Dell'Uccidere e del Vivere
di Giulio Vittorangeli

Tratto da La Nonviolenza è in cammino

Le grandi manifestazioni di massa per la pace che si sono tenute in tutto il mondo il 15 febbraio 2003 ci hanno restituito il senso dell'umano. Rompendo, finalmente, un quotidiano ogni giorno piu' tragico, e connotato dai concetti di morte e guerra. Si veda, in questo senso, il terrorismo e la guerra "infinita" contro il terrorismo, la guerra che insanguina i territori israeliani e quelli palestinesi; la tragedia del popolo ceceno come di quello curdo; le barriere innalzate contro coloro che vengono bollati come clandestini e le retoriche sullo scontro fra Occidente ed Oriente e sulla presunta superiorita' dell'Occidente; ma anche le cronache nazionali di omicidi fra familiari, di vicini, di uomini che uccidono donne, di piccoli uomini che uccidono piccole donne.

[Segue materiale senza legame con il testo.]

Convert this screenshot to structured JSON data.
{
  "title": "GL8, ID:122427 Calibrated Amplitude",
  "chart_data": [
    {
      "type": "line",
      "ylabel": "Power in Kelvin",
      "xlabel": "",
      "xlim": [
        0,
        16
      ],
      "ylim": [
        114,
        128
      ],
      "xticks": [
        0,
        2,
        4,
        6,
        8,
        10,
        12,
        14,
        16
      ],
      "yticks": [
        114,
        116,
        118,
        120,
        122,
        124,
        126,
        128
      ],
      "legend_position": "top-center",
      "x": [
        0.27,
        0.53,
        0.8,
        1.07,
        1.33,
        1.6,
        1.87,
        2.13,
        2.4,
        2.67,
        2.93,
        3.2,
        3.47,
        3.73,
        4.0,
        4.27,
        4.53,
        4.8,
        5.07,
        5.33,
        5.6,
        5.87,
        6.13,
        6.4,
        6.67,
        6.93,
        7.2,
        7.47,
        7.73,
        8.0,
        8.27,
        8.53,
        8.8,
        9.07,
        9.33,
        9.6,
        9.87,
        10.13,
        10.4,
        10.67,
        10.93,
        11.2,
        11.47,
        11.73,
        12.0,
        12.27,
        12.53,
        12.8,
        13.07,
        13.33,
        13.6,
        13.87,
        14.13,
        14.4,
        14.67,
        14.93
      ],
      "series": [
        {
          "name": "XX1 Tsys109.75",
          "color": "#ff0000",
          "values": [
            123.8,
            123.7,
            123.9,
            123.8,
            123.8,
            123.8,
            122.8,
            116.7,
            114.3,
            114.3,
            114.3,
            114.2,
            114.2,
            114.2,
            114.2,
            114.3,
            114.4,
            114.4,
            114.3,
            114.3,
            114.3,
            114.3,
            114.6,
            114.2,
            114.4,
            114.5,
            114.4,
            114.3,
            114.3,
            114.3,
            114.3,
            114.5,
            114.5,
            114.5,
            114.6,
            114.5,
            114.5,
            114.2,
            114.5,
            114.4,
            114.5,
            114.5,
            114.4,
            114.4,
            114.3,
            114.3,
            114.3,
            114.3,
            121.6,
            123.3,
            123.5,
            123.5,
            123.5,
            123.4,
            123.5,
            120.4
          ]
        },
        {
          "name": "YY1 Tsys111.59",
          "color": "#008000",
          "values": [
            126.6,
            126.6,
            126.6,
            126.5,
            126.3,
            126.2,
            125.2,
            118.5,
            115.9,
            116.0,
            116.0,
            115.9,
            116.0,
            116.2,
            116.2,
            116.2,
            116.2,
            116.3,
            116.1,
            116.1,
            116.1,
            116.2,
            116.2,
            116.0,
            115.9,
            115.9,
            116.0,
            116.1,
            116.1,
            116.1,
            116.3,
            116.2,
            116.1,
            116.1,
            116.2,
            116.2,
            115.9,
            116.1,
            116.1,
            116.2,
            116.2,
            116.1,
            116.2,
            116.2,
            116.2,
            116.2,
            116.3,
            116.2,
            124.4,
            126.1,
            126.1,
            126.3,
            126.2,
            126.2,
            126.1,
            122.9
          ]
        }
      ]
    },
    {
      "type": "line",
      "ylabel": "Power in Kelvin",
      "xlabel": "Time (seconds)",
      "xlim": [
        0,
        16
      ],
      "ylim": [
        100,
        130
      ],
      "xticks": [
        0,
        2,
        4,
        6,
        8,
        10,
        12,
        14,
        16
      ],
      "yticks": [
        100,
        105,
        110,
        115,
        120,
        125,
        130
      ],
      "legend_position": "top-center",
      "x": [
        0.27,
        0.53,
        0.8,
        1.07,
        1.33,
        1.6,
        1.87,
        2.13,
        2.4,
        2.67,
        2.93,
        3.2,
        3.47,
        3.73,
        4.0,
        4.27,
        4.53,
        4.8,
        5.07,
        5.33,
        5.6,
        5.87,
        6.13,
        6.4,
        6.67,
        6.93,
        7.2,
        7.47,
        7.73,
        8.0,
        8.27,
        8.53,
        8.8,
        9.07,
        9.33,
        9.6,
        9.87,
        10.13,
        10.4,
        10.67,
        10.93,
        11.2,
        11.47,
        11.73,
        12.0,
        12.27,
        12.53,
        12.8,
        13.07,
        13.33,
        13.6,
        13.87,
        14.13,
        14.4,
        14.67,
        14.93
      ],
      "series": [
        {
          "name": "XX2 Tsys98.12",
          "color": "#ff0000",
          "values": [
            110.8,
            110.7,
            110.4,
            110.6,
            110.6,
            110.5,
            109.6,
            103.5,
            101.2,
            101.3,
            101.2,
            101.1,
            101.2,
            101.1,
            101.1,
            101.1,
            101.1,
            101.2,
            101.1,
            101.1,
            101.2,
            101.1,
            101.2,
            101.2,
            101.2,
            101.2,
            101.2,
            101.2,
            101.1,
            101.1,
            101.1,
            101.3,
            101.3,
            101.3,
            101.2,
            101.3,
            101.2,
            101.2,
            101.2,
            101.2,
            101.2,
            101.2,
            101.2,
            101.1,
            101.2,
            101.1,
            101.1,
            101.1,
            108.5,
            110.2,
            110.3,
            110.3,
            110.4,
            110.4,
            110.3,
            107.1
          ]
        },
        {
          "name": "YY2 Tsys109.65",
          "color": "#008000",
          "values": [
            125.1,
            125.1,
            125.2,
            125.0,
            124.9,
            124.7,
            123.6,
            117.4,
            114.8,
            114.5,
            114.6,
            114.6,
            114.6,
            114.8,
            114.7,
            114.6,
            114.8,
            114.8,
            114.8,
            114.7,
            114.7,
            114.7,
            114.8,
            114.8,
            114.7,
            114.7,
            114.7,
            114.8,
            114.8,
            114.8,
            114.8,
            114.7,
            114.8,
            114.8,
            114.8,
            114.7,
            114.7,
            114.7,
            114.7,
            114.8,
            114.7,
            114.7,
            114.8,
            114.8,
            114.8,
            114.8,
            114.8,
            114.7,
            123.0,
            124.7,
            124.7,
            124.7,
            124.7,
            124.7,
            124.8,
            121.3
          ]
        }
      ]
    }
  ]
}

"Perche' se qualcosa e' stato straordinario a Roma, oltre alla quantita' della folla, era il senso di festa con il quale si ritrovava una collettivita' mossa da una preoccupazione drammatica come la guerra. Veniva credo dalla percezione di non essere solo succubi, ascoltatori, massa destinata a subire" (Rossana Rossanda). Certo, restiamo ancora col fiato sospeso temendo le bombe su Baghdad, ma con ancora un filo di speranza (da oggi piu' forte) che alla fine prevalga il lume della ragione. L'altra cosa straordinaria, e' che il divieto delle telecamere del servizio pubblico di trasmettere in diretta la manifestazione pacifista di Roma, non ha tolto nulla all'effettiva partecipazione di milioni di persone contro la guerra. "Siamo cosi' sicuri di aver bisogno di essere visti per esistere? Credo che sia come scendere sul terreno dell'avversario e rimanere in qualche modo imbrigliati, come succede nella politica italiana. Ognuno deve fare i conti con se stesso e prendere le sue decisioni" (Marco Bechis, regista cinematografico). La realta' e' che i grandi mezzi d'informazione (le tv in particolare), al di la' della censura, hanno trasformato la guerra in una semplice operazione di logoramento della capacita' aggressiva del nemico, cancellando la morte propria e altrui dall'immaginario bellico; cancellando violenze, incendi, stupri, come ogni volta che l'uomo e' caino al fratello. Finendo con il rappresentare un mondo che non c'e', inventando un "Truman-show" per il quale e' gia' stato scritto il copione della guerra giusta.

Cosi' non si racconta piu' l'orrore e l'oscenita' della morte, dei cadaveri, perche' una realta' di questo tipo non e' "adatta" ai telegiornali e alla fine nessuno sarebbe piu' disposto ad appoggiare una guerra. Cose che non possono essere mostrate alle opinioni pubbliche, italiane e europee, gia' in maggioranza contrarie alla guerra di Bush. Per essere mostrate in tv le vittime devono essere morte in un bel modo, "romanticamente" riverse, magari con una mano sul volto sfigurato. Una morte pietosa, senza ferite evidenti, senza nulla di sporco, senza tracce di muco o di sangue rappreso, di membra straziate e di sofferenza. La causa della morte deve essere cancellata in omaggio al buon gusto. Solo cosi' riusciamo a sopportare la prospettiva di una guerra. Per Gorge W. Bush e Tony Blair, e tutti gli altri piccoli guerrieri nostrani che ci vogliono trascinare verso la guerra, ci sono solo attacchi chirurgici, danni collaterali e tutti gli altri artifici linguistici della menzogna bellica. Davvero il nostro e' un mondo di giganti atomici e infanti etici. Sappiamo piu' della guerra che della pace, sappiamo piu' riguardo all'uccidere che non riguardo al vivere.

Cosi' continua la corsa agli armamenti, conven-zionali e nucleari, le merci oscene che assorbono denaro, lavoro, materiali sottratti ai bisogni vera-mente umani. Cosi', anche noi, ignoriamo giornalmente le guerre senza nome, a partire dall'Africa. Sudan, Grandi Laghi, Costa d'Avorio, Liberia, ecc. Nomi che ogni tanto, non molto in verita', leggiamo magari sui giornali. Dietro ad ognuno di questi nomi un numero senza fine di vittime innocenti che hanno come unica colpa quella di essere nati in questi paesi e non altrove.

E' davvero lungo e difficile il cammino della pace e della giustizia ottenuta con la pace.